Qual’è l’età media dei lavoratori? 28-30 anni.

Quali sono le forze politiche più seguite dagli operai? Il Pds e i partiti di centro. La destra era in crescita quando s’è costruito lo stabilimento. Si trovava persino qualche svastica in fabbrica. Anche Rifondazione ha ora dei simpatizzanti.

Cosa pensano i lavoratori della Lega Nord? Che è un fattore di secessione. Non c’è nessuna simpatia. Anzi. Però da un po’ di tempo si sente dire spesso che dovremmo fare anche noi una lega del Sud. Per esempio spesso senti dire che non dovremmo consumare i prodotti fabbricati al Nord. Non è una tendenza generale. Ma in fabbrica si sente anche questo.

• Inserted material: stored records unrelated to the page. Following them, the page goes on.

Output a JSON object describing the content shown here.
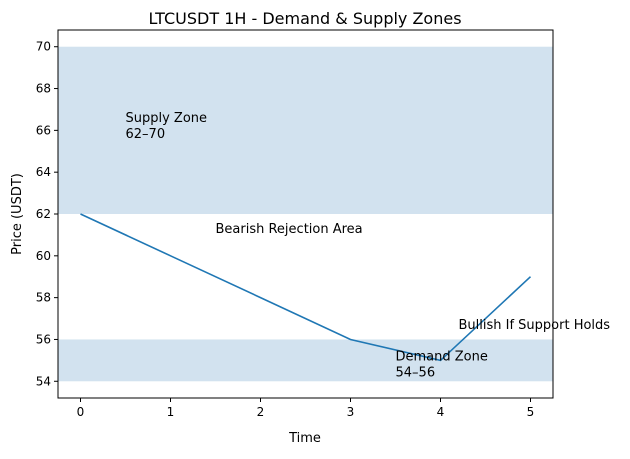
{
  "chart_data": {
    "type": "line",
    "title": "LTCUSDT 1H - Demand & Supply Zones",
    "xlabel": "Time",
    "ylabel": "Price (USDT)",
    "xlim": [
      -0.25,
      5.25
    ],
    "ylim": [
      53.2,
      70.8
    ],
    "x_ticks": [
      0,
      1,
      2,
      3,
      4,
      5
    ],
    "y_ticks": [
      54,
      56,
      58,
      60,
      62,
      64,
      66,
      68,
      70
    ],
    "grid": false,
    "series": [
      {
        "x": [
          0,
          1,
          2,
          3,
          4,
          5
        ],
        "values": [
          62,
          60,
          58,
          56,
          55,
          59
        ],
        "color": "#1f77b4"
      }
    ],
    "zones": [
      {
        "name": "supply",
        "y_from": 62,
        "y_to": 70,
        "color": "#d2e2ef"
      },
      {
        "name": "demand",
        "y_from": 54,
        "y_to": 56,
        "color": "#d2e2ef"
      }
    ],
    "annotations": [
      {
        "lines": [
          "Supply Zone",
          "62–70"
        ],
        "x": 0.5,
        "y": 66.4
      },
      {
        "lines": [
          "Bearish Rejection Area"
        ],
        "x": 1.5,
        "y": 61.1
      },
      {
        "lines": [
          "Bullish If Support Holds"
        ],
        "x": 4.2,
        "y": 56.5
      },
      {
        "lines": [
          "Demand Zone",
          "54–56"
        ],
        "x": 3.5,
        "y": 55.0
      }
    ]
  }
}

Qual’è la percentuale delle donne in fabbrica? Un po’ meno del 30%, forse.

Si discute in fabbrica dell’Albania? No. Mai. Quando senti parlare di politica senti solo dire: che ce ne fotte a noi dell’ Europa? Perche’ dobbiamo dare tutti questi soldi per andare in Europa ?

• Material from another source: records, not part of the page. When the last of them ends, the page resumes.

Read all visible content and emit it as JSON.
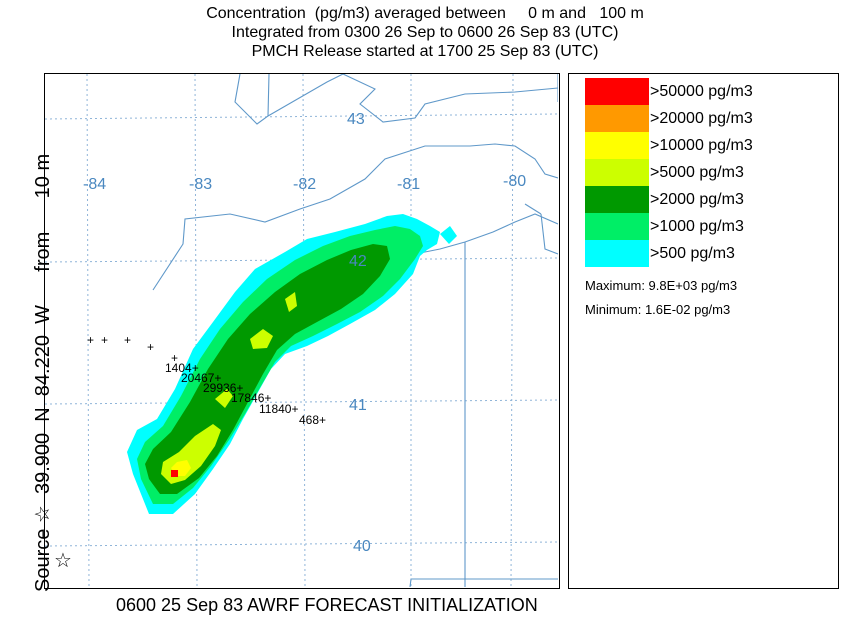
{
  "header": {
    "line1": "Concentration  (pg/m3) averaged between     0 m and   100 m",
    "line2": "Integrated from 0300 26 Sep to 0600 26 Sep 83 (UTC)",
    "line3": "PMCH Release started at 1700 25 Sep 83 (UTC)"
  },
  "map": {
    "longitude_labels": [
      "-84",
      "-83",
      "-82",
      "-81",
      "-80"
    ],
    "latitude_labels": [
      "43",
      "42",
      "41",
      "40"
    ],
    "source_marker": "☆",
    "point_values": [
      "1404+",
      "20467+",
      "29936+",
      "17846+",
      "11840+",
      "468+"
    ],
    "plus_markers": [
      "+",
      "+",
      "+",
      "+",
      "+"
    ],
    "colors": {
      "grid": "#8fb4d8",
      "border": "#5f98c9",
      "coord_label": "#4a88c0"
    }
  },
  "legend": {
    "items": [
      {
        "label": ">50000 pg/m3",
        "color": "#ff0000"
      },
      {
        "label": ">20000 pg/m3",
        "color": "#ff9900"
      },
      {
        "label": ">10000 pg/m3",
        "color": "#ffff00"
      },
      {
        "label": ">5000 pg/m3",
        "color": "#ccff00"
      },
      {
        "label": ">2000 pg/m3",
        "color": "#009900"
      },
      {
        "label": ">1000 pg/m3",
        "color": "#00ee66"
      },
      {
        "label": ">500 pg/m3",
        "color": "#00ffff"
      }
    ],
    "maximum": "Maximum: 9.8E+03 pg/m3",
    "minimum": "Minimum: 1.6E-02 pg/m3"
  },
  "side_label": "Source ☆  39.900  N  84.220  W      from      10 m",
  "footer": "0600 25 Sep 83 AWRF FORECAST INITIALIZATION"
}
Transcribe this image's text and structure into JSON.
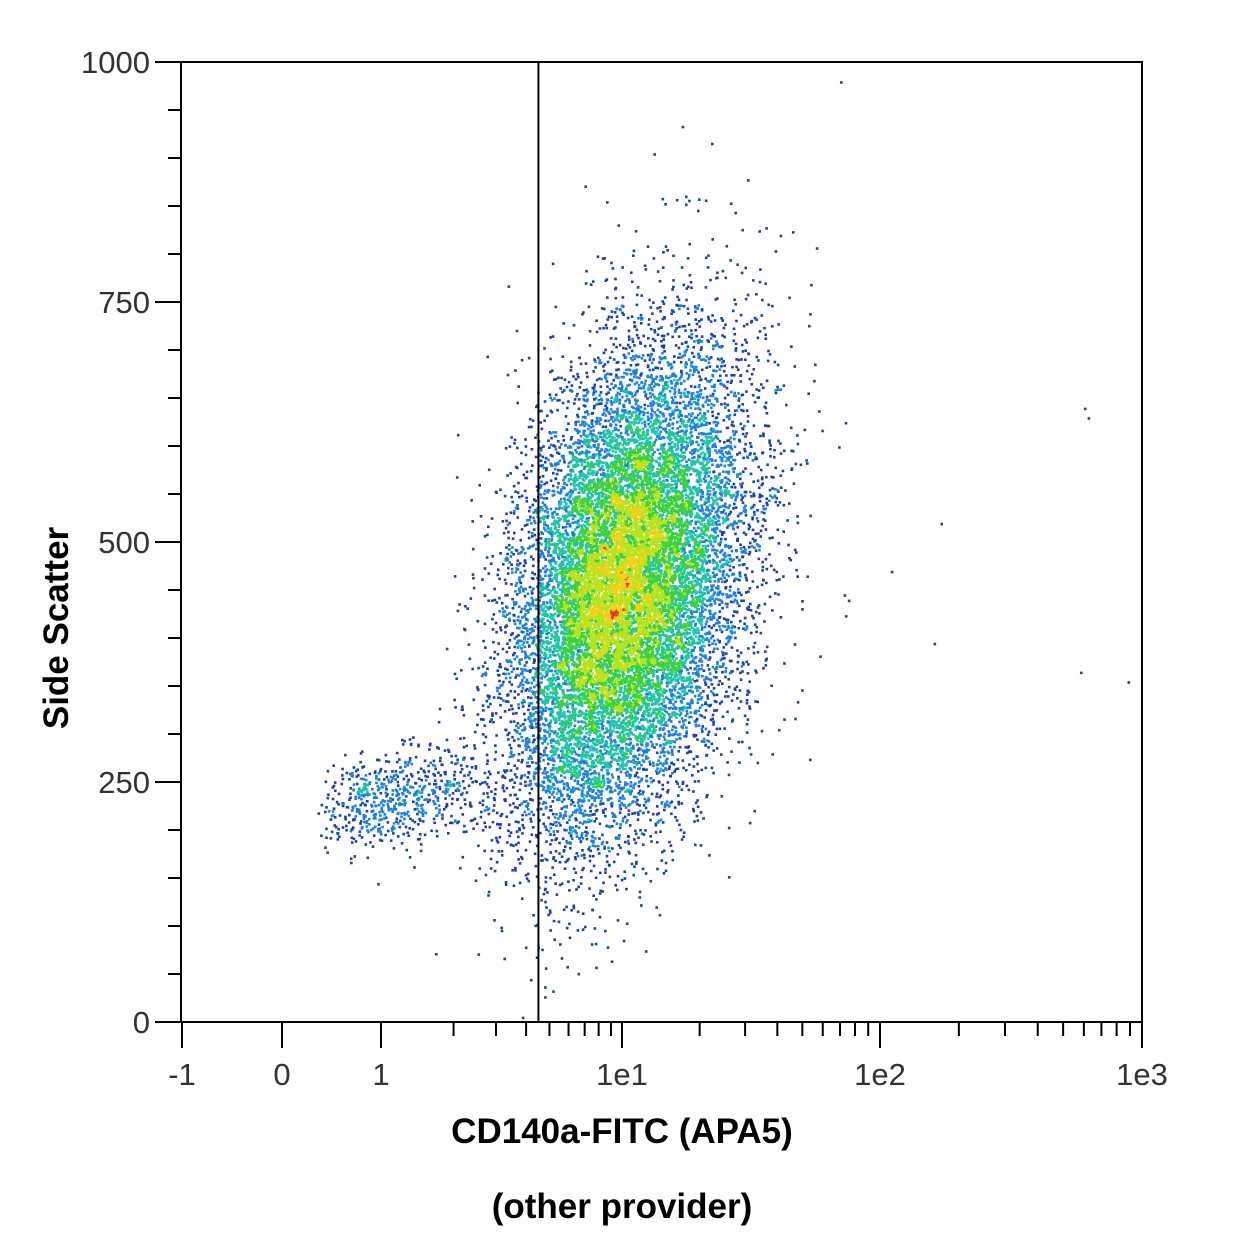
{
  "chart_data": {
    "type": "scatter",
    "subtype": "flow-cytometry-density-dot-plot",
    "title": "",
    "xlabel": "CD140a-FITC (APA5)",
    "xlabel_line2": "(other provider)",
    "ylabel": "Side Scatter",
    "x_scale": "biexponential (linear near zero, logarithmic above)",
    "x_ticks": [
      "-1",
      "0",
      "1",
      "1e1",
      "1e2",
      "1e3"
    ],
    "y_ticks": [
      "0",
      "250",
      "500",
      "750",
      "1000"
    ],
    "ylim": [
      0,
      1000
    ],
    "xlim": [
      -1,
      1000
    ],
    "grid": false,
    "legend": "none",
    "gate": {
      "type": "vertical-line",
      "x": 4.5,
      "color": "#000000"
    },
    "density_colors": [
      "#1a3fb8",
      "#1f7fe0",
      "#21c4a6",
      "#3dd13d",
      "#b6e21f",
      "#f0d21a",
      "#e23a1f"
    ],
    "populations": [
      {
        "name": "main",
        "center_x": 10,
        "center_y": 450,
        "spread_log10_x": 0.23,
        "spread_y": 115,
        "count": 16000
      },
      {
        "name": "low-side-scatter tail",
        "center_x": 1.2,
        "center_y": 235,
        "spread_log10_x": 0.2,
        "spread_y": 25,
        "count": 650
      }
    ],
    "outliers": [
      {
        "x": 600,
        "y": 640
      },
      {
        "x": 620,
        "y": 630
      },
      {
        "x": 170,
        "y": 520
      },
      {
        "x": 110,
        "y": 470
      },
      {
        "x": 75,
        "y": 440
      },
      {
        "x": 160,
        "y": 395
      },
      {
        "x": 580,
        "y": 365
      },
      {
        "x": 880,
        "y": 355
      },
      {
        "x": 70,
        "y": 980
      }
    ]
  }
}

Ci sono forze politiche che diffondono volantini davanti alla fabbrica? All’inizio un po’ Rifondazione e i sindacati. Adesso sempre meno. Anche quando è venuto Bertinotti eravamo una decina a poterlo ascoltare perché non lo hanno fatto neanche avvicinare ai cancelli. Doveva stare sulla strada e gli operai, lasciati dai pullman entro i cancelli, non uscivano per non farsi vedere che andavano al comizio.